On the other hand, Saudi Arabia is the major social base of al-Qaeda in the region. According to the analysis of intelligence services involved in struggling against al-Qaeda, although the main centers of al-Qaeda are located in Pakistan and Afghanistan, Yemen and Somalia are the potential bases for this terrorist organization. This has brought about serious concerns in Saudi Arabia. The Saudi government worries about the return of al-Qaeda and the reoccurrence of terrorist bombing in 2003 and 2004, but this time, from Yemeni territory. Saudis believe that given the weakness of the Yemeni government and the tribal structure of Yemeni society, this country could be a potential place for al-Qaeda activities. Saudi intervention in war against Houthis aims at helping the Yemeni government to control its fragile situation and to prevent al-Qaeda from penetrating into this country.
With the beginning of a new round of clashes, the Yemeni government and also Saudi Arabia accused Iran of supporting Houthis in order to weaken the Yemeni government, to restore Imamat system in the country and to expand its influence in it, however, they could not provide any evidence to prove their claims.
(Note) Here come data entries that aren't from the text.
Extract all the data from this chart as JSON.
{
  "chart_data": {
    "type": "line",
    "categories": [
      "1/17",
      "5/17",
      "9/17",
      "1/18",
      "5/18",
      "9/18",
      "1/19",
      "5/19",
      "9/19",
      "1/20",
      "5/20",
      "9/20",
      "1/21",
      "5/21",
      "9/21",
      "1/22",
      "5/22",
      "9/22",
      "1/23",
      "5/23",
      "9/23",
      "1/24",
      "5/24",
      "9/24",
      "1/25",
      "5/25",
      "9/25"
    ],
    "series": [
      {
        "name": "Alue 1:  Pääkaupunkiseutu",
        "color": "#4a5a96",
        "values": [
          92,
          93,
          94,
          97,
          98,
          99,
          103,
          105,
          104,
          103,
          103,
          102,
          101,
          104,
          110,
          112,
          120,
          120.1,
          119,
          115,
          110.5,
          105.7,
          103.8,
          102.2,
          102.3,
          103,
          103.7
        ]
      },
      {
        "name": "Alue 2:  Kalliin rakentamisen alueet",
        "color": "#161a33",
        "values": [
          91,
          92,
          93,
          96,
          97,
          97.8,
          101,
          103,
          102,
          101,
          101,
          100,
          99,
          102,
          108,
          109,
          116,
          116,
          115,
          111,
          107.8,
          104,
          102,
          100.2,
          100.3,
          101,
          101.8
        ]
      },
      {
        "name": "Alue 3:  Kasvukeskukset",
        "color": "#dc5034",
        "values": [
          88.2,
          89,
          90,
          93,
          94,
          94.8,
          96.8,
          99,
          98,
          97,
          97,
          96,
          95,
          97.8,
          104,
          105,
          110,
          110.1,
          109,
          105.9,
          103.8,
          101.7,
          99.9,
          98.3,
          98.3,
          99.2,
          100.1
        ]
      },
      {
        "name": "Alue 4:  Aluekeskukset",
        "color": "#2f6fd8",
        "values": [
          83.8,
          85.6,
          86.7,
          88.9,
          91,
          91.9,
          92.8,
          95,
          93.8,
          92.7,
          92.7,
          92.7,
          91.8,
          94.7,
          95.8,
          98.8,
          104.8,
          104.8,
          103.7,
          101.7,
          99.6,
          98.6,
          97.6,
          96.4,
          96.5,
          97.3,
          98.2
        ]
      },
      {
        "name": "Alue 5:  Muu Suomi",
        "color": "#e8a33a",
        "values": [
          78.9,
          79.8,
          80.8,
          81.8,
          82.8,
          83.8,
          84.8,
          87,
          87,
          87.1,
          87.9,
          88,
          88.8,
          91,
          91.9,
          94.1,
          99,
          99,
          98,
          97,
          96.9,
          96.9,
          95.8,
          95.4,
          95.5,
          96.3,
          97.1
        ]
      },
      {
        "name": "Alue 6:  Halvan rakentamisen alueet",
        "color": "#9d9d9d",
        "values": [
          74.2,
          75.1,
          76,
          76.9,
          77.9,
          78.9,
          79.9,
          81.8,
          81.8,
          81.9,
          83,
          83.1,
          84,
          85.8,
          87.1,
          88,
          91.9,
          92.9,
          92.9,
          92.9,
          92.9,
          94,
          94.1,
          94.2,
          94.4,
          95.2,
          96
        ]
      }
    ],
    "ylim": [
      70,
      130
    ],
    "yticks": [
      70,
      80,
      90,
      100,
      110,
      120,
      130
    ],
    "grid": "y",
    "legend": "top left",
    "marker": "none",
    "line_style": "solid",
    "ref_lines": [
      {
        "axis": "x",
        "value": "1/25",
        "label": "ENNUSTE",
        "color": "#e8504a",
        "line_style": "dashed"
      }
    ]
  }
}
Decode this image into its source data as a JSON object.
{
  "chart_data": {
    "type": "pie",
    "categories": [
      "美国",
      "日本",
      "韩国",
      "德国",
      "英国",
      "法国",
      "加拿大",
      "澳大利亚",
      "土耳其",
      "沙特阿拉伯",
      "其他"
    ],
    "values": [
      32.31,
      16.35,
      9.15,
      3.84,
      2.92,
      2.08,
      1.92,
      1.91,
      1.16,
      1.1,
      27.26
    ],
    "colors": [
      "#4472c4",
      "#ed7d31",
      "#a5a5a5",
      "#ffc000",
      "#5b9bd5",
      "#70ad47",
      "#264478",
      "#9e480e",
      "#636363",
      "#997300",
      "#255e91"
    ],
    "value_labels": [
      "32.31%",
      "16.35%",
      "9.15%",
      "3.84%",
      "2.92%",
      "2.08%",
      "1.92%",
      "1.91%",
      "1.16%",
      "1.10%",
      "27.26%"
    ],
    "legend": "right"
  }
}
In explaining Iran's concerns regarding this human crisis, a few points should be noted.
Crisis in Yemen and Saudi attack on the North of the country have created a human crisis which should be quickly addressed. Iran has made efforts in two ways:
1) contributing to peaceful settlement of crisis and stopping the killing of innocent people; and 2) attracting the attention of international community to the violation of human rights and inhuman consequences of Saudi Arabia's war against innocent people. In fact, Iran's stance is based on a humanitaricen attitude towards more than 9 million people who are the target of bullets, missiles and bombs. Iran aims at stopping killings and peacefully resolve the social and subsistence problems of Zaidis.
Conclusion:
War in Yemen is a serious crisis for regional peace and stability in the region and its continuation may create sectarian disputes (among Shias and Sunnis) all over the Middle East region. Following Saudi Arabia's interference in war, the crisis took more extensive dimensions threatening stability and security of the region. To end the hostilities and to peacefully resolve the Yemeni crisis, it should be viewed from two points of view:
First, the necessity and importance of struggling against al-Qaeda and its increasing influence in Arabian Peninsula, threats directed at the security of regional countries, and dangers existing in the way of energy export through the Persian Gulf and Red Sea. From this point of view, the necessity of cooperation and coordination among regional countries to resolve the crisis and to prevent al – Qaeda and terrorist organizations from expanding their power throughout the region.
Second, the necessity of cooperation between Iran and Saudi Arabia which is one of the most effective ways for resolving the crisis and preventing its unfavorable consequences for other parts of the Middle East.